Domestic trafficking of children continues to be an ongoing problem in Uganda, and aid agencies are working to return victims to their homes.
The International Organization of Migration, or IOM, in partnership with Uganda Women’s Effort to Save Orphans and with Dwelling Places, said it recently returned 51 trafficked children to their extended families in the Karamoja sub-region in northern Uganda. IOM said the region is known as one of the poorest regions in the country, with extreme poverty and a population highly dependent on food aid.
Gerry Waite, spokesperson for IOM Uganda, said the rescued children - a group made up of both boys and girls - received food, shelter and assistance in Kampala. He explained what is involved in rescuing children from domestic trafficking.
“There are several stages to the return and re-integration process. Children who leave the streets of Kampala are housed in an NGO in the city, and receive care while awaiting the return back to Karamoja region, where they are from. They go through a process of family tracing and assessing the areas that the children will return to. Then they are given assistance to move back to the north,” said Waite.
He said of the 51 children rescued on October 15, 26 are boys and 25 are girls. The youngest of the group is three and the oldest is 15. The majority are between the ages of nine and 13.
The are many cases of abuse of the trafficked children, including beatings and rape. Waite said, however, the incidence of sexual abuse with this particular group is not high.

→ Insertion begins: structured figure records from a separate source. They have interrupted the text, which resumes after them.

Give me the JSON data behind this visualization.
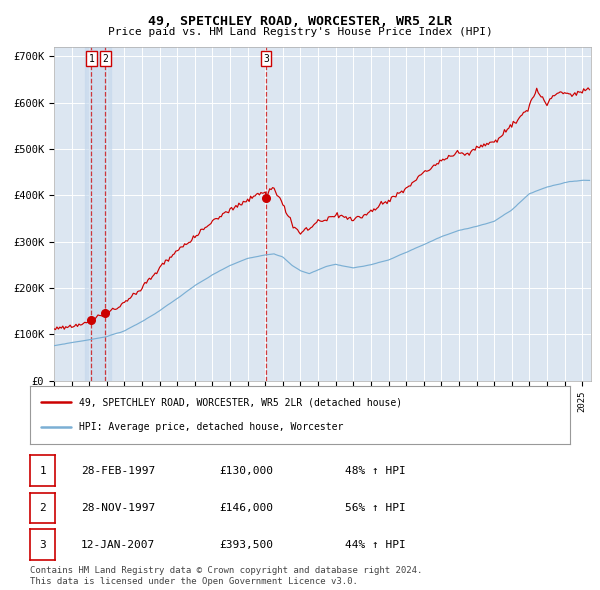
{
  "title": "49, SPETCHLEY ROAD, WORCESTER, WR5 2LR",
  "subtitle": "Price paid vs. HM Land Registry's House Price Index (HPI)",
  "ylim": [
    0,
    720000
  ],
  "yticks": [
    0,
    100000,
    200000,
    300000,
    400000,
    500000,
    600000,
    700000
  ],
  "ytick_labels": [
    "£0",
    "£100K",
    "£200K",
    "£300K",
    "£400K",
    "£500K",
    "£600K",
    "£700K"
  ],
  "background_color": "#dce6f1",
  "red_line_color": "#cc0000",
  "blue_line_color": "#7bafd4",
  "grid_color": "#ffffff",
  "vline_color": "#cc0000",
  "purchase_dates": [
    1997.12,
    1997.92,
    2007.04
  ],
  "purchase_prices": [
    130000,
    146000,
    393500
  ],
  "purchase_labels": [
    "1",
    "2",
    "3"
  ],
  "legend_entries": [
    "49, SPETCHLEY ROAD, WORCESTER, WR5 2LR (detached house)",
    "HPI: Average price, detached house, Worcester"
  ],
  "table_rows": [
    {
      "num": "1",
      "date": "28-FEB-1997",
      "price": "£130,000",
      "hpi": "48% ↑ HPI"
    },
    {
      "num": "2",
      "date": "28-NOV-1997",
      "price": "£146,000",
      "hpi": "56% ↑ HPI"
    },
    {
      "num": "3",
      "date": "12-JAN-2007",
      "price": "£393,500",
      "hpi": "44% ↑ HPI"
    }
  ],
  "footnote1": "Contains HM Land Registry data © Crown copyright and database right 2024.",
  "footnote2": "This data is licensed under the Open Government Licence v3.0.",
  "xmin": 1995.0,
  "xmax": 2025.5
}
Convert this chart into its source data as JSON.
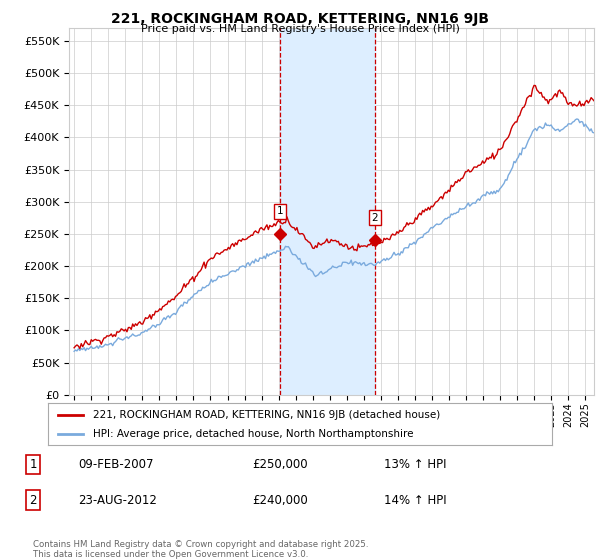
{
  "title": "221, ROCKINGHAM ROAD, KETTERING, NN16 9JB",
  "subtitle": "Price paid vs. HM Land Registry's House Price Index (HPI)",
  "yticks": [
    0,
    50000,
    100000,
    150000,
    200000,
    250000,
    300000,
    350000,
    400000,
    450000,
    500000,
    550000
  ],
  "ylim": [
    0,
    570000
  ],
  "xlim_start": 1994.7,
  "xlim_end": 2025.5,
  "line1_color": "#cc0000",
  "line2_color": "#7aaadd",
  "shaded_color": "#ddeeff",
  "vline1_x": 2007.08,
  "vline2_x": 2012.63,
  "vline_color": "#cc0000",
  "marker1_x": 2007.08,
  "marker1_y": 250000,
  "marker2_x": 2012.63,
  "marker2_y": 240000,
  "legend_line1": "221, ROCKINGHAM ROAD, KETTERING, NN16 9JB (detached house)",
  "legend_line2": "HPI: Average price, detached house, North Northamptonshire",
  "annotation1_label": "1",
  "annotation1_date": "09-FEB-2007",
  "annotation1_price": "£250,000",
  "annotation1_hpi": "13% ↑ HPI",
  "annotation2_label": "2",
  "annotation2_date": "23-AUG-2012",
  "annotation2_price": "£240,000",
  "annotation2_hpi": "14% ↑ HPI",
  "footer": "Contains HM Land Registry data © Crown copyright and database right 2025.\nThis data is licensed under the Open Government Licence v3.0.",
  "bg_color": "#ffffff",
  "grid_color": "#cccccc"
}
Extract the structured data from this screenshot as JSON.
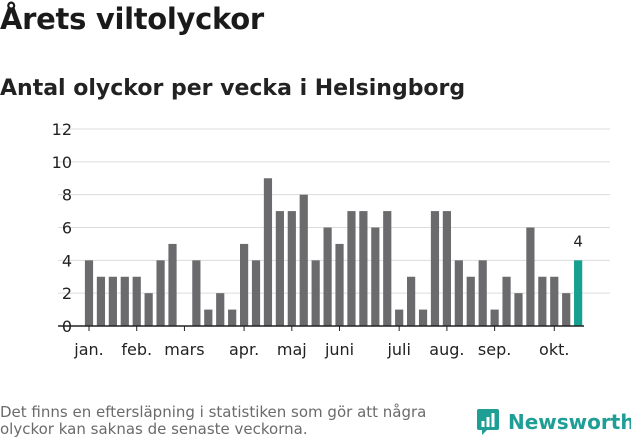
{
  "header": {
    "title": "Årets viltolyckor",
    "subtitle": "Antal olyckor per vecka i Helsingborg"
  },
  "chart_data": {
    "type": "bar",
    "title": "",
    "xlabel": "",
    "ylabel": "",
    "ylim": [
      0,
      12
    ],
    "yticks": [
      0,
      2,
      4,
      6,
      8,
      10,
      12
    ],
    "grid": true,
    "weeks": [
      1,
      2,
      3,
      4,
      5,
      6,
      7,
      8,
      9,
      10,
      11,
      12,
      13,
      14,
      15,
      16,
      17,
      18,
      19,
      20,
      21,
      22,
      23,
      24,
      25,
      26,
      27,
      28,
      29,
      30,
      31,
      32,
      33,
      34,
      35,
      36,
      37,
      38,
      39,
      40,
      41,
      42
    ],
    "values": [
      4,
      3,
      3,
      3,
      3,
      2,
      4,
      5,
      0,
      4,
      1,
      2,
      1,
      5,
      4,
      9,
      7,
      7,
      8,
      4,
      6,
      5,
      7,
      7,
      6,
      7,
      1,
      3,
      1,
      7,
      7,
      4,
      3,
      4,
      1,
      3,
      2,
      6,
      3,
      3,
      2,
      4
    ],
    "x_tick_labels": [
      {
        "label": "jan.",
        "week": 1
      },
      {
        "label": "feb.",
        "week": 5
      },
      {
        "label": "mars",
        "week": 9
      },
      {
        "label": "apr.",
        "week": 14
      },
      {
        "label": "maj",
        "week": 18
      },
      {
        "label": "juni",
        "week": 22
      },
      {
        "label": "juli",
        "week": 27
      },
      {
        "label": "aug.",
        "week": 31
      },
      {
        "label": "sep.",
        "week": 35
      },
      {
        "label": "okt.",
        "week": 40
      }
    ],
    "bar_color": "#6b6b6e",
    "highlight_color": "#16a08f",
    "highlight_week": 42,
    "highlight_label": "4"
  },
  "footer": {
    "note": "Det finns en eftersläpning i statistiken som gör att några olyckor kan saknas de senaste veckorna.",
    "brand": "Newsworthy",
    "brand_icon": "newsworthy-logo-icon",
    "brand_color": "#1f9e96"
  }
}
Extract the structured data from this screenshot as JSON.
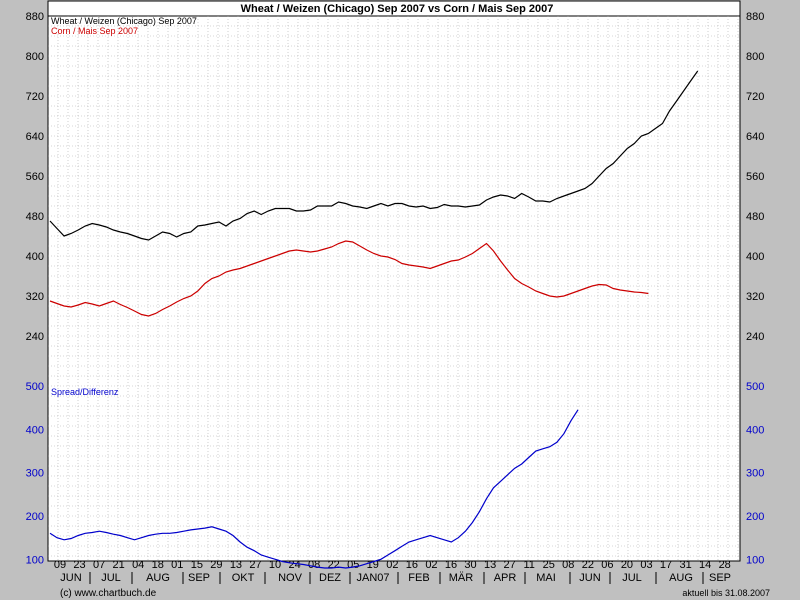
{
  "chart_data": {
    "type": "line",
    "title": "Wheat / Weizen (Chicago) Sep 2007 vs Corn / Mais Sep 2007",
    "colors": {
      "wheat": "#000000",
      "corn": "#cc0000",
      "spread": "#0000cc"
    },
    "upper_panel": {
      "ylim": [
        160,
        880
      ],
      "yticks": [
        "240",
        "320",
        "400",
        "480",
        "560",
        "640",
        "720",
        "800",
        "880"
      ],
      "series": [
        {
          "name": "Wheat / Weizen (Chicago) Sep 2007",
          "points": [
            [
              0,
              470
            ],
            [
              2,
              455
            ],
            [
              4,
              440
            ],
            [
              6,
              445
            ],
            [
              8,
              452
            ],
            [
              10,
              460
            ],
            [
              12,
              465
            ],
            [
              14,
              462
            ],
            [
              16,
              458
            ],
            [
              18,
              452
            ],
            [
              20,
              448
            ],
            [
              22,
              445
            ],
            [
              24,
              440
            ],
            [
              26,
              435
            ],
            [
              28,
              432
            ],
            [
              30,
              440
            ],
            [
              32,
              448
            ],
            [
              34,
              445
            ],
            [
              36,
              438
            ],
            [
              38,
              445
            ],
            [
              40,
              448
            ],
            [
              42,
              460
            ],
            [
              44,
              462
            ],
            [
              46,
              465
            ],
            [
              48,
              468
            ],
            [
              50,
              460
            ],
            [
              52,
              470
            ],
            [
              54,
              475
            ],
            [
              56,
              485
            ],
            [
              58,
              490
            ],
            [
              60,
              483
            ],
            [
              62,
              490
            ],
            [
              64,
              495
            ],
            [
              66,
              495
            ],
            [
              68,
              495
            ],
            [
              70,
              490
            ],
            [
              72,
              490
            ],
            [
              74,
              492
            ],
            [
              76,
              500
            ],
            [
              78,
              500
            ],
            [
              80,
              500
            ],
            [
              82,
              508
            ],
            [
              84,
              505
            ],
            [
              86,
              500
            ],
            [
              88,
              498
            ],
            [
              90,
              495
            ],
            [
              92,
              500
            ],
            [
              94,
              505
            ],
            [
              96,
              500
            ],
            [
              98,
              505
            ],
            [
              100,
              505
            ],
            [
              102,
              500
            ],
            [
              104,
              498
            ],
            [
              106,
              500
            ],
            [
              108,
              495
            ],
            [
              110,
              497
            ],
            [
              112,
              503
            ],
            [
              114,
              500
            ],
            [
              116,
              500
            ],
            [
              118,
              498
            ],
            [
              120,
              500
            ],
            [
              122,
              502
            ],
            [
              124,
              512
            ],
            [
              126,
              518
            ],
            [
              128,
              522
            ],
            [
              130,
              520
            ],
            [
              132,
              515
            ],
            [
              134,
              525
            ],
            [
              136,
              518
            ],
            [
              138,
              510
            ],
            [
              140,
              510
            ],
            [
              142,
              508
            ],
            [
              144,
              515
            ],
            [
              146,
              520
            ],
            [
              148,
              525
            ],
            [
              150,
              530
            ],
            [
              152,
              535
            ],
            [
              154,
              545
            ],
            [
              156,
              560
            ],
            [
              158,
              575
            ],
            [
              160,
              585
            ],
            [
              162,
              600
            ],
            [
              164,
              615
            ],
            [
              166,
              625
            ],
            [
              168,
              640
            ],
            [
              170,
              645
            ],
            [
              172,
              655
            ],
            [
              174,
              665
            ],
            [
              176,
              690
            ],
            [
              178,
              710
            ],
            [
              180,
              730
            ],
            [
              182,
              750
            ],
            [
              184,
              770
            ]
          ]
        },
        {
          "name": "Corn / Mais Sep 2007",
          "points": [
            [
              0,
              310
            ],
            [
              2,
              305
            ],
            [
              4,
              300
            ],
            [
              6,
              298
            ],
            [
              8,
              302
            ],
            [
              10,
              307
            ],
            [
              12,
              304
            ],
            [
              14,
              300
            ],
            [
              16,
              305
            ],
            [
              18,
              310
            ],
            [
              20,
              303
            ],
            [
              22,
              297
            ],
            [
              24,
              290
            ],
            [
              26,
              283
            ],
            [
              28,
              280
            ],
            [
              30,
              285
            ],
            [
              32,
              293
            ],
            [
              34,
              300
            ],
            [
              36,
              308
            ],
            [
              38,
              315
            ],
            [
              40,
              320
            ],
            [
              42,
              330
            ],
            [
              44,
              345
            ],
            [
              46,
              355
            ],
            [
              48,
              360
            ],
            [
              50,
              368
            ],
            [
              52,
              372
            ],
            [
              54,
              375
            ],
            [
              56,
              380
            ],
            [
              58,
              385
            ],
            [
              60,
              390
            ],
            [
              62,
              395
            ],
            [
              64,
              400
            ],
            [
              66,
              405
            ],
            [
              68,
              410
            ],
            [
              70,
              412
            ],
            [
              72,
              410
            ],
            [
              74,
              408
            ],
            [
              76,
              410
            ],
            [
              78,
              414
            ],
            [
              80,
              418
            ],
            [
              82,
              425
            ],
            [
              84,
              430
            ],
            [
              86,
              428
            ],
            [
              88,
              420
            ],
            [
              90,
              412
            ],
            [
              92,
              405
            ],
            [
              94,
              400
            ],
            [
              96,
              398
            ],
            [
              98,
              393
            ],
            [
              100,
              385
            ],
            [
              102,
              382
            ],
            [
              104,
              380
            ],
            [
              106,
              378
            ],
            [
              108,
              375
            ],
            [
              110,
              380
            ],
            [
              112,
              385
            ],
            [
              114,
              390
            ],
            [
              116,
              392
            ],
            [
              118,
              398
            ],
            [
              120,
              405
            ],
            [
              122,
              415
            ],
            [
              124,
              425
            ],
            [
              126,
              410
            ],
            [
              128,
              390
            ],
            [
              130,
              372
            ],
            [
              132,
              355
            ],
            [
              134,
              345
            ],
            [
              136,
              338
            ],
            [
              138,
              330
            ],
            [
              140,
              325
            ],
            [
              142,
              320
            ],
            [
              144,
              318
            ],
            [
              146,
              320
            ],
            [
              148,
              325
            ],
            [
              150,
              330
            ],
            [
              152,
              335
            ],
            [
              154,
              340
            ],
            [
              156,
              343
            ],
            [
              158,
              342
            ],
            [
              160,
              335
            ],
            [
              162,
              332
            ],
            [
              164,
              330
            ],
            [
              166,
              328
            ],
            [
              168,
              327
            ],
            [
              170,
              325
            ]
          ]
        }
      ]
    },
    "lower_panel": {
      "ylim": [
        80,
        500
      ],
      "yticks": [
        "100",
        "200",
        "300",
        "400",
        "500"
      ],
      "series": [
        {
          "name": "Spread/Differenz",
          "points": [
            [
              0,
              160
            ],
            [
              2,
              150
            ],
            [
              4,
              145
            ],
            [
              6,
              148
            ],
            [
              8,
              155
            ],
            [
              10,
              160
            ],
            [
              12,
              162
            ],
            [
              14,
              165
            ],
            [
              16,
              162
            ],
            [
              18,
              158
            ],
            [
              20,
              155
            ],
            [
              22,
              150
            ],
            [
              24,
              145
            ],
            [
              26,
              150
            ],
            [
              28,
              155
            ],
            [
              30,
              158
            ],
            [
              32,
              160
            ],
            [
              34,
              160
            ],
            [
              36,
              162
            ],
            [
              38,
              165
            ],
            [
              40,
              168
            ],
            [
              42,
              170
            ],
            [
              44,
              172
            ],
            [
              46,
              175
            ],
            [
              48,
              170
            ],
            [
              50,
              165
            ],
            [
              52,
              155
            ],
            [
              54,
              140
            ],
            [
              56,
              128
            ],
            [
              58,
              120
            ],
            [
              60,
              110
            ],
            [
              62,
              105
            ],
            [
              64,
              100
            ],
            [
              66,
              95
            ],
            [
              68,
              92
            ],
            [
              70,
              90
            ],
            [
              72,
              88
            ],
            [
              74,
              85
            ],
            [
              76,
              82
            ],
            [
              78,
              80
            ],
            [
              80,
              80
            ],
            [
              82,
              82
            ],
            [
              84,
              80
            ],
            [
              86,
              82
            ],
            [
              88,
              85
            ],
            [
              90,
              90
            ],
            [
              92,
              95
            ],
            [
              94,
              100
            ],
            [
              96,
              110
            ],
            [
              98,
              120
            ],
            [
              100,
              130
            ],
            [
              102,
              140
            ],
            [
              104,
              145
            ],
            [
              106,
              150
            ],
            [
              108,
              155
            ],
            [
              110,
              150
            ],
            [
              112,
              145
            ],
            [
              114,
              140
            ],
            [
              116,
              150
            ],
            [
              118,
              165
            ],
            [
              120,
              185
            ],
            [
              122,
              210
            ],
            [
              124,
              240
            ],
            [
              126,
              265
            ],
            [
              128,
              280
            ],
            [
              130,
              295
            ],
            [
              132,
              310
            ],
            [
              134,
              320
            ],
            [
              136,
              335
            ],
            [
              138,
              350
            ],
            [
              140,
              355
            ],
            [
              142,
              360
            ],
            [
              144,
              370
            ],
            [
              146,
              390
            ],
            [
              148,
              420
            ],
            [
              150,
              445
            ]
          ]
        }
      ]
    },
    "x_axis": {
      "days": [
        "09",
        "23",
        "07",
        "21",
        "04",
        "18",
        "01",
        "15",
        "29",
        "13",
        "27",
        "10",
        "24",
        "08",
        "22",
        "05",
        "19",
        "02",
        "16",
        "02",
        "16",
        "30",
        "13",
        "27",
        "11",
        "25",
        "08",
        "22",
        "06",
        "20",
        "03",
        "17",
        "31",
        "14",
        "28"
      ],
      "months": [
        "JUN",
        "JUL",
        "AUG",
        "SEP",
        "OKT",
        "NOV",
        "DEZ",
        "JAN07",
        "FEB",
        "MÄR",
        "APR",
        "MAI",
        "JUN",
        "JUL",
        "AUG",
        "SEP"
      ]
    },
    "footer_left": "(c) www.chartbuch.de",
    "footer_right": "aktuell bis 31.08.2007"
  }
}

“The general impression in working with the children is not one of great trauma that is evident from the get-go. The trauma and realization of their experience, and their response to it may take some time to come out,” said Waite.
While the external trafficking of children is receiving worldwide attention, the internal trafficking of children is also a focus.
Waite said Uganda’s government is taking an interest in internal or domestic trafficking, and is also providing resources to help try to stop it.